Não vejo problema nisso.
Ruim é a impotência, não
a prótese. Dá até para usar bermudas."
Célso Lopes Nogueira, 68 anos, médico
Foto: Marcos Campos  

Na semana anterior à aprovação da pílula, já disseminados os rumores de que o FDA daria seu aval à comercialização, as ações da Pfeizer subiram mais de 5% na Bolsa de Valores de Nova York. Os analistas estimam que a droga venha a gerar receitas superiores a 2 bilhões de dólares por ano. As expectativas em torno do remédio são enormes, e não é para menos. Testado em 4.000 homens, mostrou-se eficiente em até 80% dos casos de impotência causada por pequenas disfunções físicas associadas ou não a causas psicológicas. A resposta mais baixa foi com vítimas de impotência causada por problemas neurológicos, como paraplégicos. Nesses casos, funcionou em cinco de cada dez pacientes. "Parece pouco, mas é a melhor resposta que já obtivemos nesse tipo de usuário", afirma o médico carioca Ronaldo Damião, presidente da Sociedade Brasileira de Urologia e professor da Universidade Federal do Rio de Janeiro.

Bomba-d'água — As ereções poderosas com uma aparência natural providenciadas pelo Viagra nada têm a ver com a permitida pelos dispositivos, remédios e cirurgias empregadas até agora, que cobram um tributo muito alto do usuário. A prostaglandina injetável, por exemplo, tem de ser aplicada na base do pênis, dez minutos antes da relação sexual. É um método desconfortável que garante três horas de ereção, mas exige o rito sacrifical de picar o próprio órgão antes do namoro. Outro procedimento é a bomba a vácuo. Distribuído por algumas redes municipais de saúde, a bomba é uma geringonça que tira o romantismo de qualquer encontro amoroso. Com mais de 15 centímetros de comprimento, o aparelho é acoplado ao pênis e, pela força de algumas bombadas, aumenta a circulação sanguínea da região, promovendo a ereção. Tão natural quanto uma bomba hidráulica enchendo a caixa-d'água. Apesar da eficácia, é difícil imaginar algo mais constrangedor que uma situação como essa (leia sobre outros métodos).

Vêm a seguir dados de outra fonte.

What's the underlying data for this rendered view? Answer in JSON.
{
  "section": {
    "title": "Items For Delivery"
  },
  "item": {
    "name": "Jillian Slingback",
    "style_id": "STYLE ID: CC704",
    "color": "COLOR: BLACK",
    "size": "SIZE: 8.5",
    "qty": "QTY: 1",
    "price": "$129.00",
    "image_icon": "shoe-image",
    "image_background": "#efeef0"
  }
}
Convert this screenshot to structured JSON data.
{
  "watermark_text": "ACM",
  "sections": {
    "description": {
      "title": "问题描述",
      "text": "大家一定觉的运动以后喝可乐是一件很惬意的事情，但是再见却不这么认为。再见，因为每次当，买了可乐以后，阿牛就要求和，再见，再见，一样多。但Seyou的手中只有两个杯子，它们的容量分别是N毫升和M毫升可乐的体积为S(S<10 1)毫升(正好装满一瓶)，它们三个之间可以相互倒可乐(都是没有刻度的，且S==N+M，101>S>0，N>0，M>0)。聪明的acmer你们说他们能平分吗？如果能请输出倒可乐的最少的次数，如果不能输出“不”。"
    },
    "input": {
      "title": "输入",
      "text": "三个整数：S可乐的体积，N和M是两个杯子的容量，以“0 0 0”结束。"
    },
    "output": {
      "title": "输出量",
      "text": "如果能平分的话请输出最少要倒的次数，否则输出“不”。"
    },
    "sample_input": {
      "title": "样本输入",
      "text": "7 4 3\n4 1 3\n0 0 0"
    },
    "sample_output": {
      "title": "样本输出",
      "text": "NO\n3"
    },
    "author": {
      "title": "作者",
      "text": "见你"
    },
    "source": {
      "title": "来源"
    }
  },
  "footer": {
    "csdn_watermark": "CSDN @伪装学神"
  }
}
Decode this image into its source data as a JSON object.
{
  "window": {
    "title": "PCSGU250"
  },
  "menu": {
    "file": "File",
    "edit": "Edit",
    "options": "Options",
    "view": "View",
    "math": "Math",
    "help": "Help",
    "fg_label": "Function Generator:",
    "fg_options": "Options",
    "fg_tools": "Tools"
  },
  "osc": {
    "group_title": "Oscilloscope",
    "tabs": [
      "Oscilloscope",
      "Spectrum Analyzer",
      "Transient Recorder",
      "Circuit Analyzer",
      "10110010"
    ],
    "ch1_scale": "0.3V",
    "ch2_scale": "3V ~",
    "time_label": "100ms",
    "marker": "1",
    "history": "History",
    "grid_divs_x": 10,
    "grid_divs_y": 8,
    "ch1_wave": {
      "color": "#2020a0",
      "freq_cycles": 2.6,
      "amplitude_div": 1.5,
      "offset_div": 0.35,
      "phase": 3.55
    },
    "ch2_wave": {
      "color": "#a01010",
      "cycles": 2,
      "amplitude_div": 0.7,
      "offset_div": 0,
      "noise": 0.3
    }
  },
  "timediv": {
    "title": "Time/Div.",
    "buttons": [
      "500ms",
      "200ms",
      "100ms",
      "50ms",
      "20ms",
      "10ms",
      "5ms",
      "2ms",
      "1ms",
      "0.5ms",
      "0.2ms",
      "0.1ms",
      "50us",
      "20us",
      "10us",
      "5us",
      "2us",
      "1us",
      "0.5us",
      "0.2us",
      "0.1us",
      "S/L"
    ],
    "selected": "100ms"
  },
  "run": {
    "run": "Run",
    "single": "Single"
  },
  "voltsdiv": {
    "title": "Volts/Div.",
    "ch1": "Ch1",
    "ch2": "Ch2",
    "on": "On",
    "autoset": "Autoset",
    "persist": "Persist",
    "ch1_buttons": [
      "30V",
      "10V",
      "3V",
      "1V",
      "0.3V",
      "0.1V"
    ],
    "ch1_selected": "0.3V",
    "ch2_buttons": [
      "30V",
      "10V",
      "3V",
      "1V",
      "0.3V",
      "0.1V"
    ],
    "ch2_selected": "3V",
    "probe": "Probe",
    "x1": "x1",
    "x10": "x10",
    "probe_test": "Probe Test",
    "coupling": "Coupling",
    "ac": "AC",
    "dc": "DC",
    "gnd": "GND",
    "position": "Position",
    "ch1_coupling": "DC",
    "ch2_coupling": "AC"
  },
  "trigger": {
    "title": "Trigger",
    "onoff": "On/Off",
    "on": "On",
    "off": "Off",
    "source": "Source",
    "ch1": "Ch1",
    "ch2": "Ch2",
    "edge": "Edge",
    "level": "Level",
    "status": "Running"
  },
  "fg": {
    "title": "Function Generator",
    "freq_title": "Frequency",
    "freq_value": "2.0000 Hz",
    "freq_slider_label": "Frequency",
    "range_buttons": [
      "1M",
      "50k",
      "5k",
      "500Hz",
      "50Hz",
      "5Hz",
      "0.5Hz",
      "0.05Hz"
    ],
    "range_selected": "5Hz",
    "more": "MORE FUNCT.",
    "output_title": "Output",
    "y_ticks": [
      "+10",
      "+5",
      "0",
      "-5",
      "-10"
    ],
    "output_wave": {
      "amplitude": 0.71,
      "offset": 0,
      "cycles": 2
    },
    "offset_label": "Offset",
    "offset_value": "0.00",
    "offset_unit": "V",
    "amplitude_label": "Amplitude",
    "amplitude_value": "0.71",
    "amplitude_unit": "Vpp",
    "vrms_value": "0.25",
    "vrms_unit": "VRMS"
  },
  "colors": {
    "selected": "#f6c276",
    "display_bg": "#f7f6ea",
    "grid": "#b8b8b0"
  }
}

Estima-se que um em cada dez brasileiros tenha algum grau de disfunção erétil. Um número que, segundo os especialistas, pode estar muito abaixo da realidade. Pesquisadores da Universidade de Boston avaliaram 440 homens moradores das redondezas da faculdade e verificaram que 10% deles sofriam de impotência total e 25% de distúrbios moderados de ereção. O pior: de todos os que apresentavam problemas, apenas um em cada dez se submetia a algum tratamento. "A falta de terapias brandas é um dos motivos que afastam os homens dos consultórios médicos", diz o médico Ronaldo Damião. Nessa linha de raciocínio, o Viagra pode contribuir até para aumentar o número de diagnósticos e a possibilidade de que cada vez mais homens possam submeter-se a terapias sérias. Esse problema — a seriedade das terapias — é grande nesse terreno. Tratamentos enganosos são o que não falta por aí, indo de chás a cremes supostamente milagrosos, além de simpatias curativas. "Essa é uma área em que os homens não economizam. Gastam o que têm", diz o médico Eduardo Bertero, de São Paulo.

A droga aprovada
pelo FDA: lançamento
fez subir até a Bolsa de
Valores de Nova York

Gastam mesmo. Desde o surgimento dos primeiros medicamentos contra a disfunção erétil, a indústria farmacêutica comemora a escalada dos lucros. Em 1995, as drogas contra a impotência geraram em todo o mundo faturamentos da ordem de 6,4 milhões de dólares. Dois anos depois, a cifra era de 117 milhões. No ano passado, o FDA aprovou a comercialização do Muse, uma espécie de supositório em forma de gel que, quando introduzido na uretra, leva à ereção. Em menos de um ano o supositório do laboratório Vivus foi receitado para 665000 pacientes apenas nos Estados Unidos. Aprovado em fevereiro passado pelo Ministério da Saúde, com a chegada às farmácias prevista para o segundo semestre, as estimativas são de que no Brasil o Muse gere uma receita de 10 milhões de dólares por ano. E isso com uma droga que promete eficiência em cerca de 50% dos casos. O que dizer do Viagra — uma pílula que anuncia resultados satisfatórios para oito de cada dez pacientes? Os homens, as mulheres e os empresários da indústria farmacêutica riem à toa.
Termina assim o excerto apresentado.